私たちは、あなたがたがどんな悪をも行わないように神に祈っています。それによって、私たち自身の適格であることが明らかになるというのではなく、たとい私たちは不適格のように見えても、あなたがたに正しい行いをしてもらいたいためです。 Ⅱコリント13:7 コリント人への手紙第二講解説教№35 Ⅱコリント13章7-10節  「…今度そちらに行ったときには、容赦はしません」(2)パウロの厳しい態度は、コリント教会で罪を犯している信徒への懲らしめでした。パウロは教会の中にある罪を黙認することによって、兄姉たちが悪を行わないようにと祈っています。

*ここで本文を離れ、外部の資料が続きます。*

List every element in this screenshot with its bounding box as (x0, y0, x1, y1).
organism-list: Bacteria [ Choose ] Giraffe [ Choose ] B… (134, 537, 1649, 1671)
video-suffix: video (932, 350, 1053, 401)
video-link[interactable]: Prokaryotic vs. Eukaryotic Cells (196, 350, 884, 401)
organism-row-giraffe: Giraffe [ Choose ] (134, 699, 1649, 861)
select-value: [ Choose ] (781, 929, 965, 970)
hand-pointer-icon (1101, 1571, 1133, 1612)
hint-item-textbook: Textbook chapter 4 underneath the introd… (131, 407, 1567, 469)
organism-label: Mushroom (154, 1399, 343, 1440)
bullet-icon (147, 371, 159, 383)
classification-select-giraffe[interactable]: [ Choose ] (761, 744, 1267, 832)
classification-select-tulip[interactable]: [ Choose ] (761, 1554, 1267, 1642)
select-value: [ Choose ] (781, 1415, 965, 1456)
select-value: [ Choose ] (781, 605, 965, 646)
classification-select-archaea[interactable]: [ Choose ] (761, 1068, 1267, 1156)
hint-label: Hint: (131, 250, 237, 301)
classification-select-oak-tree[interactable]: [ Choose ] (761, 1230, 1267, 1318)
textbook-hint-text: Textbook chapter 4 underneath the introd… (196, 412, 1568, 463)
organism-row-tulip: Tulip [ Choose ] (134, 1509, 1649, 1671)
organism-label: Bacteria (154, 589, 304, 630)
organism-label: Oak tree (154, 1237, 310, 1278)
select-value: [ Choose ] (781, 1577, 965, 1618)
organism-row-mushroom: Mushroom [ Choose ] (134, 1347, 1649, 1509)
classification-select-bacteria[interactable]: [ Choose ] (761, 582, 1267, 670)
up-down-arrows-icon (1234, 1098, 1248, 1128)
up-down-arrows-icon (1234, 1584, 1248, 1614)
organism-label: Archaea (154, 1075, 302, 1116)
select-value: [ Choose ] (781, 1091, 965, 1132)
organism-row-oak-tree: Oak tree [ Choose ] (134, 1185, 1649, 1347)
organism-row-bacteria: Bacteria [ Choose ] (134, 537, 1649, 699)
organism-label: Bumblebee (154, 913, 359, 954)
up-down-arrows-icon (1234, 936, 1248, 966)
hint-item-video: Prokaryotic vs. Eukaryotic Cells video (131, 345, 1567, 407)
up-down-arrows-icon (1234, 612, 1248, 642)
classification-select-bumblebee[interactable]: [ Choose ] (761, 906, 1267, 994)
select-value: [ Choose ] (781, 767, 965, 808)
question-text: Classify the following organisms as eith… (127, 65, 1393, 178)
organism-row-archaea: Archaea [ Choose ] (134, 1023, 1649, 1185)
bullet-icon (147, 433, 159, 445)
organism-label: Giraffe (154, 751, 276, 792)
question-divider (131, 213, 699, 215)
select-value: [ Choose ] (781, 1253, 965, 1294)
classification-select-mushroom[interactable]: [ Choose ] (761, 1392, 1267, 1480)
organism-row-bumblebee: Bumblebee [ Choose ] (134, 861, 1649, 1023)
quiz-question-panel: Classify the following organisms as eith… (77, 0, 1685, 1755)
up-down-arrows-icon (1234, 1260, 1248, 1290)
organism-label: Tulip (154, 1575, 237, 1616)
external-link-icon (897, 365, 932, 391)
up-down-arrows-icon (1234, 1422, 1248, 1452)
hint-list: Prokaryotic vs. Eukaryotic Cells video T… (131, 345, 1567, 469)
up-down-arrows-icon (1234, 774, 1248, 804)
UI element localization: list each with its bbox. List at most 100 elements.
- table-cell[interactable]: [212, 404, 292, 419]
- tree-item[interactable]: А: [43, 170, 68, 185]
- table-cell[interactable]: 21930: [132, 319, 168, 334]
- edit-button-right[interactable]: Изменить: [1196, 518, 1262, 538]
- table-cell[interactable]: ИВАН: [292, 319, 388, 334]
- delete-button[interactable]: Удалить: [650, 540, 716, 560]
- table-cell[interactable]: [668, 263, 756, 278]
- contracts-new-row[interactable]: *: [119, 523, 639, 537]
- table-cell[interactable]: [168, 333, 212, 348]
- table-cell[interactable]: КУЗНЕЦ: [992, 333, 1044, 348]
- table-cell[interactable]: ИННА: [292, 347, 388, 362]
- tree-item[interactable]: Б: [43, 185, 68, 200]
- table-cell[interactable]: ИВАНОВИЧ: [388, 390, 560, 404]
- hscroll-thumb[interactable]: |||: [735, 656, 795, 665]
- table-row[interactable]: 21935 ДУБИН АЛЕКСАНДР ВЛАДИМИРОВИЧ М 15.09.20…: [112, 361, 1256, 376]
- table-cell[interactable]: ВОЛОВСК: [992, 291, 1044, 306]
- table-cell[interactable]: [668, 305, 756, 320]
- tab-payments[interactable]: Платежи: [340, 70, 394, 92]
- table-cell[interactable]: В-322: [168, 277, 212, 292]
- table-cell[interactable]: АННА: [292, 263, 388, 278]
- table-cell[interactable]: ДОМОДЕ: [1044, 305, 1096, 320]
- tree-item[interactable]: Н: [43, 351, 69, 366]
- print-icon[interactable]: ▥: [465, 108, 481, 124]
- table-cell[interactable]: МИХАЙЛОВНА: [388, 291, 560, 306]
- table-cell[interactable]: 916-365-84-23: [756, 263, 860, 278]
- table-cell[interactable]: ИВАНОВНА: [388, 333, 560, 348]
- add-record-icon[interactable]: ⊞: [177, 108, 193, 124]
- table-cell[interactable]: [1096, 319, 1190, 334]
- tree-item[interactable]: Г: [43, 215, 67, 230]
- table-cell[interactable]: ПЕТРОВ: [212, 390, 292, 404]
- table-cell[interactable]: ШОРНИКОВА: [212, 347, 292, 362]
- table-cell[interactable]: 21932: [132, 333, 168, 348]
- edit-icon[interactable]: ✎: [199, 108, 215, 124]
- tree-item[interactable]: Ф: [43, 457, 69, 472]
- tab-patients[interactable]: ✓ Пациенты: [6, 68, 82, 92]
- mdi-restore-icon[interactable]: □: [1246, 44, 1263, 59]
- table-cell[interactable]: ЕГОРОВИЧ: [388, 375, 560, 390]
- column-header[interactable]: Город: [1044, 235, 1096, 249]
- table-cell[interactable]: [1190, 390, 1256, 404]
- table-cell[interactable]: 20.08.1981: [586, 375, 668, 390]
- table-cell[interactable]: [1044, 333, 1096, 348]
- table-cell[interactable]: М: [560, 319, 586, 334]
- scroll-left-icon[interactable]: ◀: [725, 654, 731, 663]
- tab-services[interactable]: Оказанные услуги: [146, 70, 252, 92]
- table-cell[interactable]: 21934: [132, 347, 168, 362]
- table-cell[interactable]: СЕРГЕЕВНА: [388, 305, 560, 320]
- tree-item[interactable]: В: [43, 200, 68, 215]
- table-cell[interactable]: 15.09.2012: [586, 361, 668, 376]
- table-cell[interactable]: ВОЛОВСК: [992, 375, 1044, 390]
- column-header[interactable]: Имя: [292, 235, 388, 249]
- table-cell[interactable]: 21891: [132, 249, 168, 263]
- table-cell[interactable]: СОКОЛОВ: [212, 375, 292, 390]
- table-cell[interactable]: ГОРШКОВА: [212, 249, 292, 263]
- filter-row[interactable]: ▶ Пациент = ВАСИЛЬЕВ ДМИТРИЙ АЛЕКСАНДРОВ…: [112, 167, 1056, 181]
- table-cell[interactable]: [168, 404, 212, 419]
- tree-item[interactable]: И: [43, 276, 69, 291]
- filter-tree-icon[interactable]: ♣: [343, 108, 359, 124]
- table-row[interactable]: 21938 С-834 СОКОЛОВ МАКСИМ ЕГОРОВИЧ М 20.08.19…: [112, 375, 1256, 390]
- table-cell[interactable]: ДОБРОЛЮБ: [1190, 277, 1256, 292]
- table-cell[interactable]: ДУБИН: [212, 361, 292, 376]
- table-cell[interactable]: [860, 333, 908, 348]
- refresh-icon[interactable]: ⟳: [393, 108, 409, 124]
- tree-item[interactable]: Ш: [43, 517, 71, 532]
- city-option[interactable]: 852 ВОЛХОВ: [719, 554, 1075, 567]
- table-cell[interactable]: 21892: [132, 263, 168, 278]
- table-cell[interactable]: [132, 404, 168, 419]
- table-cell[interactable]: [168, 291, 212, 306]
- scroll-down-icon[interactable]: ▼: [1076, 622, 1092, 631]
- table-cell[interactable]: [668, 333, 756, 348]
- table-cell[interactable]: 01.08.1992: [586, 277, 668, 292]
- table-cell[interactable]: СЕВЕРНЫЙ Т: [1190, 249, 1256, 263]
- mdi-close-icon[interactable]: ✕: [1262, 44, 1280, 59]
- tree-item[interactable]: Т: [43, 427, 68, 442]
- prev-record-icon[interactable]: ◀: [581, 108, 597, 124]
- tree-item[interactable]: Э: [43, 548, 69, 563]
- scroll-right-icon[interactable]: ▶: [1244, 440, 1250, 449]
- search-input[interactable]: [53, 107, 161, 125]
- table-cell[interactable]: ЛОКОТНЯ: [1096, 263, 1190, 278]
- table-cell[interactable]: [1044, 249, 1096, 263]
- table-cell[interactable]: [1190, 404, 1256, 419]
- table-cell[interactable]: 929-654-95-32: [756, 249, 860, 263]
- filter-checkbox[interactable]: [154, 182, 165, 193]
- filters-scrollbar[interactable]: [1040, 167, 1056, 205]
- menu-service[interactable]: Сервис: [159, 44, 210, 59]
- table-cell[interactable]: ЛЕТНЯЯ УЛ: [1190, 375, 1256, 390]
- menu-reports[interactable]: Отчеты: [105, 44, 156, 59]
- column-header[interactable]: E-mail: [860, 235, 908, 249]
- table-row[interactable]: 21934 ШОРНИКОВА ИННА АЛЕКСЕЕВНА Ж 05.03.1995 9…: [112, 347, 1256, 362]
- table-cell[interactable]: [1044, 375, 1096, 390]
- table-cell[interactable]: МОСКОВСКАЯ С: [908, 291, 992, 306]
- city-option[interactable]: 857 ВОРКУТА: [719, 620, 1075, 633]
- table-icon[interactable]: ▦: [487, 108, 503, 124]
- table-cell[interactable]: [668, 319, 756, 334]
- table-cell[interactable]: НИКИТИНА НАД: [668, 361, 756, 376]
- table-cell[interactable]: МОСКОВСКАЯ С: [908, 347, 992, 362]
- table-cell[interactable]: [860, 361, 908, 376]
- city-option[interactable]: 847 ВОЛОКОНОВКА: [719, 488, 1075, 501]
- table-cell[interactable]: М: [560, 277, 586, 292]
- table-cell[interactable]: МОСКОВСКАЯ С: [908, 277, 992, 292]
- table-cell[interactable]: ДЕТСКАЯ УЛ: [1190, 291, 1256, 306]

黙認と懲らしめ、人間的に言うなら、黙認するほうがずっと楽です。なぜなら懲らしめる行為は愛がないと決して出来ないからです。パウロの姿からそのことを確認します。パウロは、罪ある兄姉を懲らしめることで、パウロ自身の適格さを明らかにすることを否定しています。パウロは偽使徒と疑われ、彼の厳しいことばや教えがキリストからのものか、証拠を要求されていました。もしパウロが、キリストの権威をもって、罪ある人たちを懲らしめ、 彼らが罪を止めてパウロに従うことをするなら、まさに教会の兄姉たちが求めていた証拠を示すことが出来るのです。しかしパウロは、その適格さを見せることはどうてでもいいと言っているのです。仮に不適格のように見られても、兄姉たちが罪を黙認することを止めて、罪をさばくと言う善を行ってくれるなら、どう見られようと構わないと言うのです。パウロがまず他人の利益をはかる者であることがわかります。そのことで自分が益々不利益な立場に置かれても、兄姉たちが正しい行いをすることを望んだのです。 この主張を保つことができたのは、「私たちは、真理に逆らっては何をすることもできず、真理のためなら、何でもできる」(8)ということがあったからです。信仰者が行うことはみな神の真理を推し進めるためになされなければなりません。自分の利益を先に考えてしまうような利己的な動機が、真理をすすめる理由になってはならないのです。パウロが兄姉たちを懲らしめるという時にも、少しの復讐心でも含まれるようであってはなりません。真理のためなら何でもできるとは、教会を築き上げると言う神のみこころを行うことにおいて何でもできると言う意味です。これは利己的な思いからは出来ないことです。「真理に逆らっては何をする力もなく」(口語訳)なのです。しかし、「真理に従えば力がある」(口語訳)のです。どんなに悪く言われ続けても、一貫として聖書の主張を変えなかったパウロにこそ力があると言えるでしょう。